Well, it’s that screen. The chassis is about the size of a typical 11.6” laptop (the one in the picture above is a 12"). Sleek and light. But that screen is no less than 13”!!
Dell have achieved this by virtually removing all the bezel from around the edge. Called the ‘Infinity Display’, this glorious piece of gorilla glass and LCD fills your view as you work and it’s near mesmerizing in its beauty.
Not only is it a large panel for the body - it’s a fantastic one. The top of the range model, which I have here is a QHD display, which means it’s a 2K model with a resolution of 3200*1800 and it’s so sharp you could shave your eyebrows with it.
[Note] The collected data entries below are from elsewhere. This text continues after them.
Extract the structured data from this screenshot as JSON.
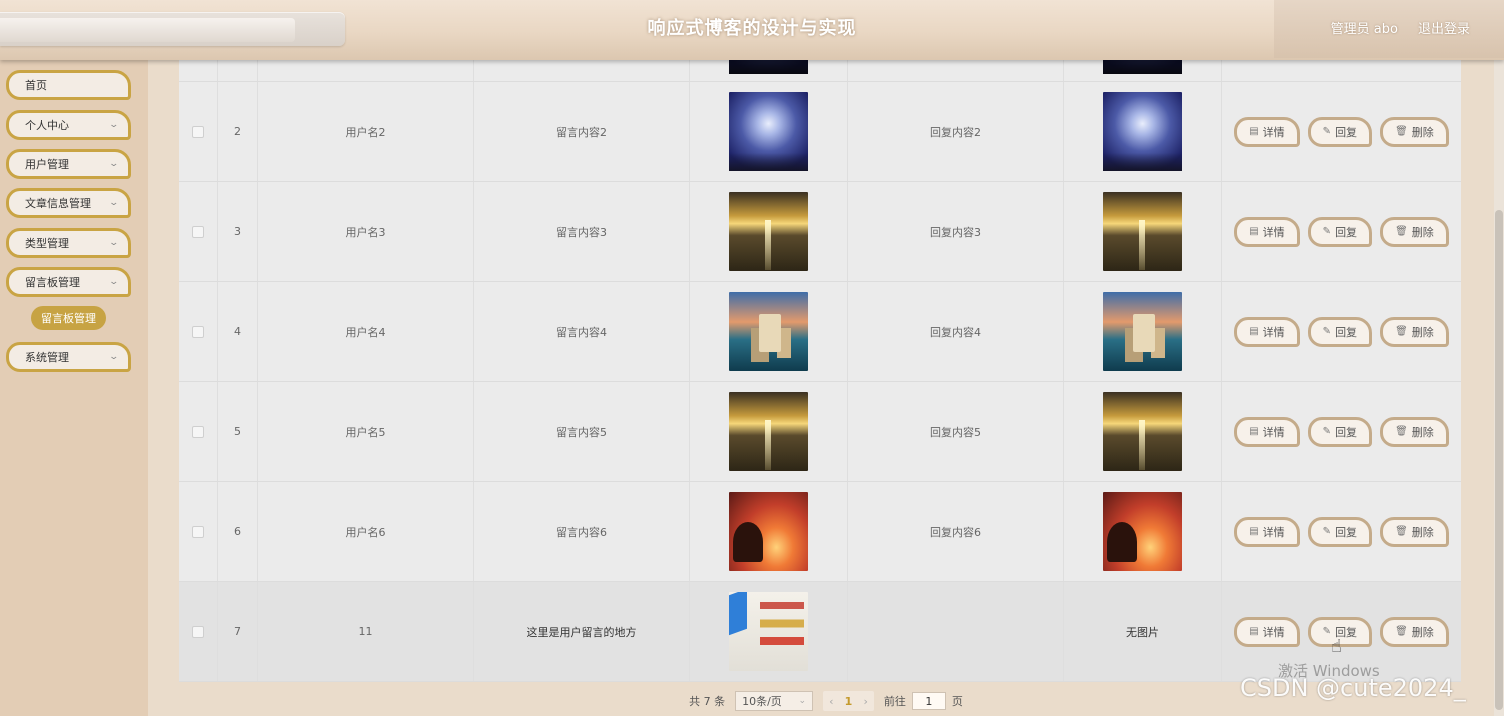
{
  "header": {
    "title": "响应式博客的设计与实现",
    "admin_label": "管理员 abo",
    "logout_label": "退出登录"
  },
  "sidebar": {
    "items": [
      {
        "label": "首页"
      },
      {
        "label": "个人中心"
      },
      {
        "label": "用户管理"
      },
      {
        "label": "文章信息管理"
      },
      {
        "label": "类型管理"
      },
      {
        "label": "留言板管理"
      },
      {
        "label": "系统管理"
      }
    ],
    "active_sub": "留言板管理"
  },
  "table": {
    "rows": [
      {
        "index": "2",
        "user": "用户名2",
        "message": "留言内容2",
        "reply": "回复内容2",
        "image": "night-sky",
        "reply_image": "night-sky"
      },
      {
        "index": "3",
        "user": "用户名3",
        "message": "留言内容3",
        "reply": "回复内容3",
        "image": "sunset-beach",
        "reply_image": "sunset-beach"
      },
      {
        "index": "4",
        "user": "用户名4",
        "message": "留言内容4",
        "reply": "回复内容4",
        "image": "castle-lake",
        "reply_image": "castle-lake"
      },
      {
        "index": "5",
        "user": "用户名5",
        "message": "留言内容5",
        "reply": "回复内容5",
        "image": "sunset-beach",
        "reply_image": "sunset-beach"
      },
      {
        "index": "6",
        "user": "用户名6",
        "message": "留言内容6",
        "reply": "回复内容6",
        "image": "fire-sunset",
        "reply_image": "fire-sunset"
      },
      {
        "index": "7",
        "user": "11",
        "message": "这里是用户留言的地方",
        "reply": "",
        "image": "book-cover",
        "reply_image_text": "无图片"
      }
    ],
    "actions": {
      "detail": "详情",
      "reply": "回复",
      "delete": "删除"
    }
  },
  "pagination": {
    "total": "共 7 条",
    "page_size": "10条/页",
    "current_page": "1",
    "goto_label": "前往",
    "goto_value": "1",
    "page_unit": "页"
  },
  "overlay": {
    "activate": "激活 Windows",
    "csdn": "CSDN @cute2024_"
  }
}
Even basic work-a-day stuff like using Google Docs to write this post, I’m struck by just how clear and sharp everything looks. Photos look gorgeous. Especially as you navigate and zoom around big high resolution ones. Video, even streamed from the internet looks great and generally surfing around the internet, poking at the touchscreen and using the multi-touchpad is very pleasant indeed (although I’ll concede that the touchpad is not as nice as an Apple one by any stretch, but I’m inclined to blame Windows for that).
All this beauty and engineering does come at a price and you’re looking at spending over £1000 to get this touchscreen. It’s hard to recommend to everyone at this price - but if it’s important to you, I don’t think you’ll look back. Do note though that the basic model at £799 comes with a 1080p non-touch display that is still likely to be more than good enough.
Any downsides? Well, some desktop applications that I installed didn’t look so sharp. I can only imagine they need a tweak to display natively on such a high resolution and instead Windows is scaling them up. I also found that the thin bezel made it fiddly to use some of the swipe gestures on the touchscreen, for example from the left to switch between open applications.
The really strange outcome of removing the bezel, is that there is no where for the webcam to go. It has one, but where it’s landed is a bit of a surprise….
The rest of the laptop looks great, with its aluminum chassis (machined from a single piece, so it’s strong) and carbon fibre detail. I did find the keys travel a little too short, but I’m a very heavy handed typist used to a desktop computer, so you may not find you agree. I do like the fact that the ‘F’ keys give you the media controls without having to press the ‘Fn’ key first.
Finally the battery life is quoted at 12 hours (15 for the 1080p version). I’d be inclined to say that this is on a very good day and budget for a few hours less when busy.
So what we have here is a laptop that is actually interesting. Apple have just launched their new MacBook, which embarasses all with its thinness. However the single port and slower processor suggests it might be a product ahead of its time.
The XPS 13 represents a peak of design for today. Cramming even more screen into a tiny portable, that still has all the connectivity (SD, 2x USB 3, mini-displayport and a Kensington lock) and horsepower that you expect for your hard earned.
Dell are really starting to innovate around their product line and I for one am starting to see them as quite a cool brand. Definitely worth checking out.